Une période de silence devait être respectée, c’est fait. Aujourd’hui je l’affirme, je préférais à peu près tous les analystes politiques qui remplaçaient Lapierre lors de ses vacances que l’homme en question.

Lapierre, celui qui mangeait à tous les râteliers parlait rarement de politique, il rapportait et commentait les potins, les rumeurs, les sondages. C’était l’Édouard Rémi de la politique. Il était au courant des magouilles, des alliances politiques et des stratégies électorales mais il parlait peu de la société, des politiques véritables pouvant influer le quotidien des gens.

Il s’intéressait aux pourcentages de votes qu’un candidat pouvait obtenir mais ces interventions ne traitaient jamais des idées sociales ou politiques, du fond des choses, de l’histoire, de ce qui se passait ailleurs. En suivant Lapierre on était informé des jeux de coulisses mais le Monde se limitait à Québec et Ottawa.

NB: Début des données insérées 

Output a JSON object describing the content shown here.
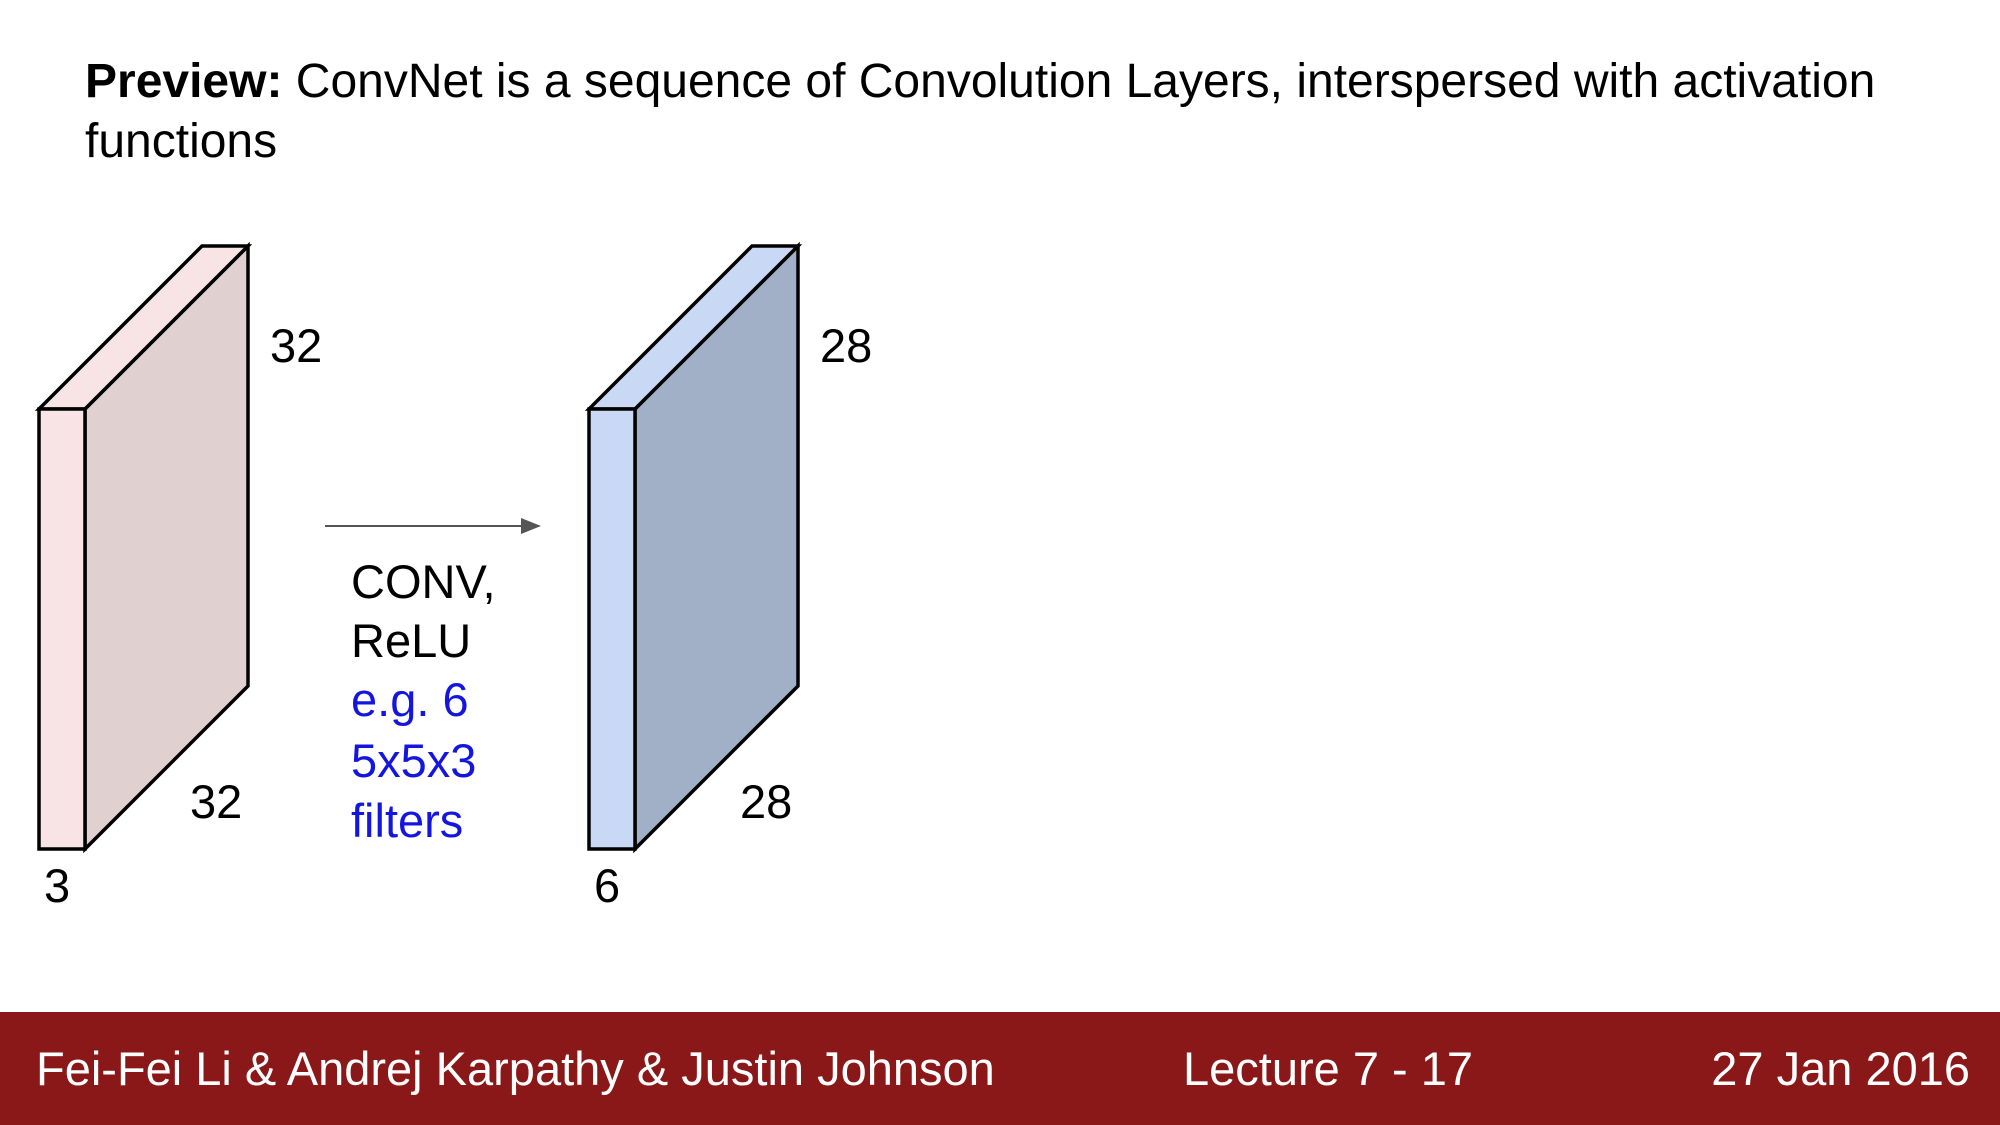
{
  "slide": {
    "title_bold": "Preview:",
    "title_rest": " ConvNet is a sequence of Convolution Layers, interspersed with activation functions"
  },
  "diagram": {
    "input_volume": {
      "height_label": "32",
      "width_label": "32",
      "depth_label": "3",
      "front_color": "#f8e4e4",
      "side_color": "#e0d0d0"
    },
    "output_volume": {
      "height_label": "28",
      "width_label": "28",
      "depth_label": "6",
      "front_color": "#c9d9f5",
      "side_color": "#a1afc7"
    },
    "operation": {
      "line1": "CONV,",
      "line2": "ReLU",
      "line3": "e.g. 6",
      "line4": "5x5x3",
      "line5": "filters",
      "op_color": "#000000",
      "example_color": "#1515e0"
    }
  },
  "footer": {
    "authors": "Fei-Fei Li & Andrej Karpathy & Justin Johnson",
    "lecture": "Lecture 7 - 17",
    "date": "27 Jan 2016",
    "background_color": "#8b1818"
  }
}
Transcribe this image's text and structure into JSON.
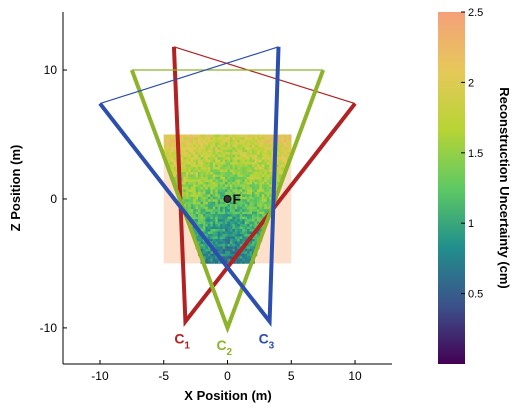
{
  "chart_data": {
    "type": "scatter",
    "title": "",
    "xlabel": "X Position (m)",
    "ylabel": "Z Position (m)",
    "xlim": [
      -12.9,
      12.9
    ],
    "ylim": [
      -12.8,
      14.5
    ],
    "x_ticks": [
      -10,
      -5,
      0,
      5,
      10
    ],
    "y_ticks": [
      -10,
      0,
      10
    ],
    "x_tick_labels": [
      "-10",
      "-5",
      "0",
      "5",
      "10"
    ],
    "y_tick_labels": [
      "-10",
      "0",
      "10"
    ],
    "grid": false,
    "point": {
      "label": "F",
      "x": 0,
      "y": 0
    },
    "background_region": {
      "x": [
        -5,
        5
      ],
      "z": [
        -5,
        5
      ],
      "color": "#fde0cc"
    },
    "cameras": [
      {
        "label": "C",
        "subscript": "1",
        "color": "#b22222",
        "apex": [
          -3.3,
          -9.5
        ],
        "far_left": [
          -4.2,
          11.8
        ],
        "far_right": [
          10,
          7.4
        ]
      },
      {
        "label": "C",
        "subscript": "2",
        "color": "#8db32a",
        "apex": [
          0,
          -10
        ],
        "far_left": [
          -7.5,
          10
        ],
        "far_right": [
          7.5,
          10
        ]
      },
      {
        "label": "C",
        "subscript": "3",
        "color": "#2c4faf",
        "apex": [
          3.3,
          -9.5
        ],
        "far_left": [
          -10,
          7.4
        ],
        "far_right": [
          4,
          11.8
        ]
      }
    ],
    "uncertainty_map": {
      "x": [
        -5,
        5
      ],
      "z": [
        -5,
        5
      ],
      "value_range": [
        0.4,
        2.5
      ],
      "description_gradient": "higher uncertainty at far (top) side, lower near cameras (bottom)"
    },
    "colorbar": {
      "label": "Reconstruction Uncertainty (cm)",
      "range": [
        0,
        2.5
      ],
      "ticks": [
        0.5,
        1,
        1.5,
        2,
        2.5
      ],
      "tick_labels": [
        "0.5",
        "1",
        "1.5",
        "2",
        "2.5"
      ],
      "colormap": [
        "#440154",
        "#3b528b",
        "#21908c",
        "#5ec962",
        "#b8d435",
        "#e6c85a",
        "#f5a07a"
      ]
    }
  }
}
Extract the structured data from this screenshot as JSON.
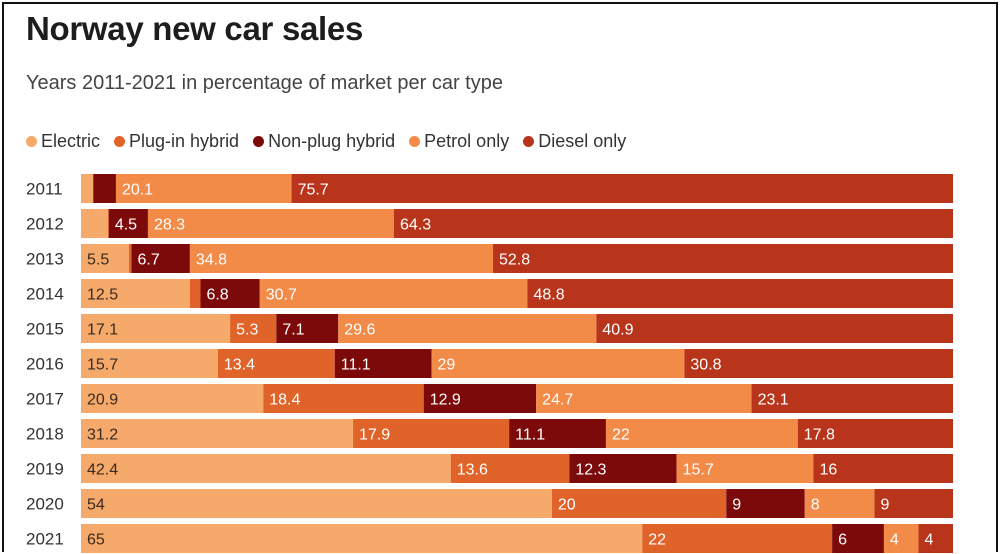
{
  "chart_data": {
    "type": "bar",
    "orientation": "horizontal",
    "stacked": true,
    "title": "Norway new car sales",
    "subtitle": "Years 2011-2021 in percentage of market per car type",
    "categories": [
      "2011",
      "2012",
      "2013",
      "2014",
      "2015",
      "2016",
      "2017",
      "2018",
      "2019",
      "2020",
      "2021"
    ],
    "series": [
      {
        "name": "Electric",
        "color": "#f5a96b",
        "values": [
          1.4,
          3.1,
          5.5,
          12.5,
          17.1,
          15.7,
          20.9,
          31.2,
          42.4,
          54,
          65
        ],
        "labels": [
          "",
          "",
          "5.5",
          "12.5",
          "17.1",
          "15.7",
          "20.9",
          "31.2",
          "42.4",
          "54",
          "65"
        ]
      },
      {
        "name": "Plug-in hybrid",
        "color": "#e0642a",
        "values": [
          0,
          0.1,
          0.3,
          1.2,
          5.3,
          13.4,
          18.4,
          17.9,
          13.6,
          20,
          22
        ],
        "labels": [
          "",
          "",
          "",
          "",
          "5.3",
          "13.4",
          "18.4",
          "17.9",
          "13.6",
          "20",
          "22"
        ]
      },
      {
        "name": "Non-plug hybrid",
        "color": "#7d0a0a",
        "values": [
          2.6,
          4.5,
          6.7,
          6.8,
          7.1,
          11.1,
          12.9,
          11.1,
          12.3,
          9,
          6
        ],
        "labels": [
          "",
          "4.5",
          "6.7",
          "6.8",
          "7.1",
          "11.1",
          "12.9",
          "11.1",
          "12.3",
          "9",
          "6"
        ]
      },
      {
        "name": "Petrol only",
        "color": "#f28a48",
        "values": [
          20.1,
          28.3,
          34.8,
          30.7,
          29.6,
          29,
          24.7,
          22,
          15.7,
          8,
          4
        ],
        "labels": [
          "20.1",
          "28.3",
          "34.8",
          "30.7",
          "29.6",
          "29",
          "24.7",
          "22",
          "15.7",
          "8",
          "4"
        ]
      },
      {
        "name": "Diesel only",
        "color": "#b8351c",
        "values": [
          75.7,
          64.3,
          52.8,
          48.8,
          40.9,
          30.8,
          23.1,
          17.8,
          16,
          9,
          4
        ],
        "labels": [
          "75.7",
          "64.3",
          "52.8",
          "48.8",
          "40.9",
          "30.8",
          "23.1",
          "17.8",
          "16",
          "9",
          "4"
        ]
      }
    ],
    "xlim": [
      0,
      100
    ],
    "grid": false,
    "legend": "top-left"
  }
}
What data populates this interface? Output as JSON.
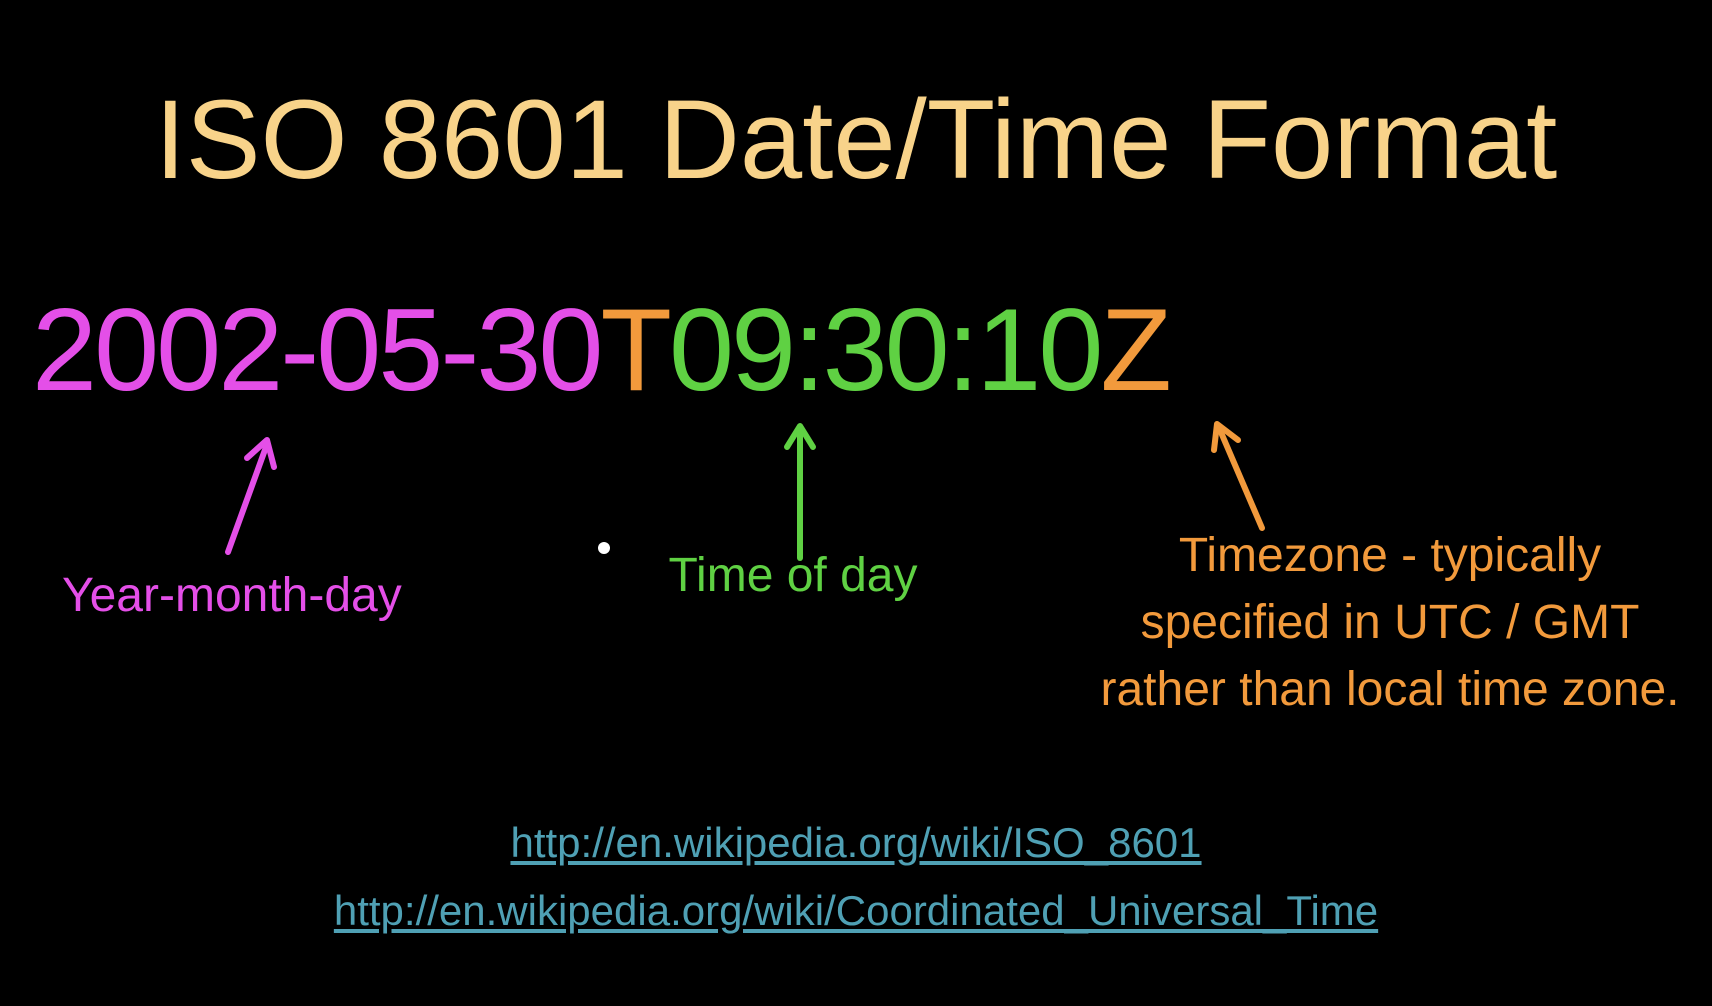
{
  "title": "ISO 8601 Date/Time Format",
  "timestamp": {
    "date": "2002-05-30",
    "separator": "T",
    "time": "09:30:10",
    "zone": "Z"
  },
  "labels": {
    "date": "Year-month-day",
    "time": "Time of day",
    "timezone": "Timezone - typically specified in UTC / GMT rather than local time zone."
  },
  "links": [
    "http://en.wikipedia.org/wiki/ISO_8601",
    "http://en.wikipedia.org/wiki/Coordinated_Universal_Time"
  ],
  "colors": {
    "background": "#000000",
    "title": "#f8d38a",
    "date": "#e44fe8",
    "time": "#5fd143",
    "zone": "#f29a3c",
    "link": "#4fa0b4"
  }
}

Les journaux, les stations de radio et de télé aimaient recevoir l’homme qui maitrisait le sens du spectacle, qui faisait grimper les cotes d’écoute en faisant usage d’un langage coloré. Il était aussi utile aux politiciens avides d’informations pouvant leur servir lors d’élections. Mais si vous vouliez connaître le pourquoi du pourquoi, il fallait écouter ou lire des gens plus sérieux, des gens dont le contenu primait sur le divertissement. En ce sens, Chantal Hébert et lui-même formait un couple troublant, des contraires, pas des compléments.

Il me faisait souvent sourire, je l’avoue, il maniait bien la langue, il travaillait beaucoup mais cela ne rend pas un homme aussi marquant pour une société, comme les médias ont voulu nous le faire croire.